264, Springfield Sidney. Herbert Blows, b.1894, was a domestic gardener born in Trumpington and in 1911 living in Southacre Cottage, Latham Road with his parents and five siblings. He was posted with the 7th Border Regiment to France on 2nd September 1914. He was appointed Lance Corporal 10th December 1915 and was killed 6 days later, probably in the Hooge/Sanctuary Wood area of the Ypres Salient. After his death his father wrote to question why, out of a watch and chain his son had had with him, only the chain had been returned.

His brother, George, b. 1891, in 1911 was working as a compositor. He served as a Sergeant Major with the 87th Field Ambulance Army of the Rhine Germany from 1915 until 1919. This Field Ambulance unit served with the 29th Division in Gallipoli, then at the Somme and elsewhere in Flanders. At the Armistice they marched into Germany to occupy the Rhine bridgehead.

270, Ebor House (householder was the headmaster of Morley Memorial School). Fred Edgerton Warren was born in 1883 in Cumberland. He was a schoolmaster who married Agnes in Glasgow in 1915. He served as a Lance Corporal in the Grenadier Guards from March 1917 and was wounded in the left thigh in July. He was discharged in 1919 for the purpose of being appointed to a temporary commission in the Border Regiment.
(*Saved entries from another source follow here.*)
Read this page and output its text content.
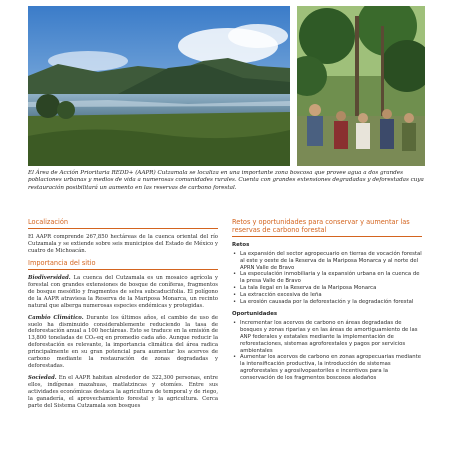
El Área de Acción Prioritaria REDD+ (AAPR) Cutzamala se localiza en una importante zona boscosa que provee agua a dos grandes poblaciones urbanas y medios de vida a numerosas comunidades rurales. Cuenta con grandes extensiones degradadas y deforestadas cuya restauración posibilitará un aumento en las reservas de carbono forestal.

Localización

El AAPR comprende 267,850 hectáreas de la cuenca oriental del río Cutzamala y se extiende sobre seis municipios del Estado de México y cuatro de Michoacán.

Importancia del sitio

Biodiversidad. La cuenca del Cutzamala es un mosaico agrícola y forestal con grandes extensiones de bosque de coníferas, fragmentos de bosque mesófilo y fragmentos de selva subcaducifolia. El polígono de la AAPR atraviesa la Reserva de la Mariposa Monarca, un recinto natural que alberga numerosas especies endémicas y protegidas.

Cambio Climático. Durante los últimos años, el cambio de uso de suelo ha disminuido considerablemente reduciendo la tasa de deforestación anual a 100 hectáreas. Esto se traduce en la emisión de 13,800 toneladas de CO₂-eq en promedio cada año. Aunque reducir la deforestación es relevante, la importancia climática del área radica principalmente en su gran potencial para aumentar los acervos de carbono mediante la restauración de zonas degradadas y deforestadas.

Sociedad. En el AAPR habitan alrededor de 322,300 personas, entre ellos, indígenas mazahuas, matlatzincas y otomíes. Entre sus actividades económicas destaca la agricultura de temporal y de riego, la ganadería, el aprovechamiento forestal y la agricultura. Cerca parte del Sistema Cutzamala son bosques

Retos y oportunidades para conservar y aumentar las reservas de carbono forestal
Retos
• La expansión del sector agropecuario en tierras de vocación forestal al este y oeste de la Reserva de la Mariposa Monarca y al norte del APRN Valle de Bravo
• La especulación inmobiliaria y la expansión urbana en la cuenca de la presa Valle de Bravo
• La tala ilegal en la Reserva de la Mariposa Monarca
• La extracción excesiva de leña
• La erosión causada por la deforestación y la degradación forestal
Oportunidades
• Incrementar los acervos de carbono en áreas degradadas de bosques y zonas riparias y en las áreas de amortiguamiento de las ANP federales y estatales mediante la implementación de reforestaciones, sistemas agroforestales y pagos por servicios ambientales
• Aumentar los acervos de carbono en zonas agropecuarias mediante la intensificación productiva, la introducción de sistemas agroforestales y agrosilvopastoriles e incentivos para la conservación de los fragmentos boscosos aledaños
274, Simla. Henry Weaver, soldier, baptised his son at St John’s 27/1/1918.

276, Clevedon. Herbert Allen Dockerill, b.1894 Babraham, was jobbing gardener living in 1911 with his parents and four siblings in Uxbridge. He married Elizabeth in 1913 in Norfolk. He baptised his son 22nd June 1916 and enlisted in the RAMC the same month. A further son, Allan, was baptised at St John’s in July 1917. He was called up in April 1917 and discharged May 1920.

280, Waterfield House, Mary S Apthorpe, b. 1847, wife of James, carpenter, volunteered for the Red Cross from 1915-1919 at the First Eastern General.

324, Stanley John Conder, b.1892, was living in 1911 with his parents at 31 Cherry Hinton Road and worked as a clerk in the Civil Service. He enlisted 14.7.1915 in the Motor Machine Gun Service and the Tank Corps.

Edith Conder, b. 1871, was the wife of John, a horticultural builder. She volunteered for the Red Cross from 1915-1918 and worked at the First Eastern General Hospital.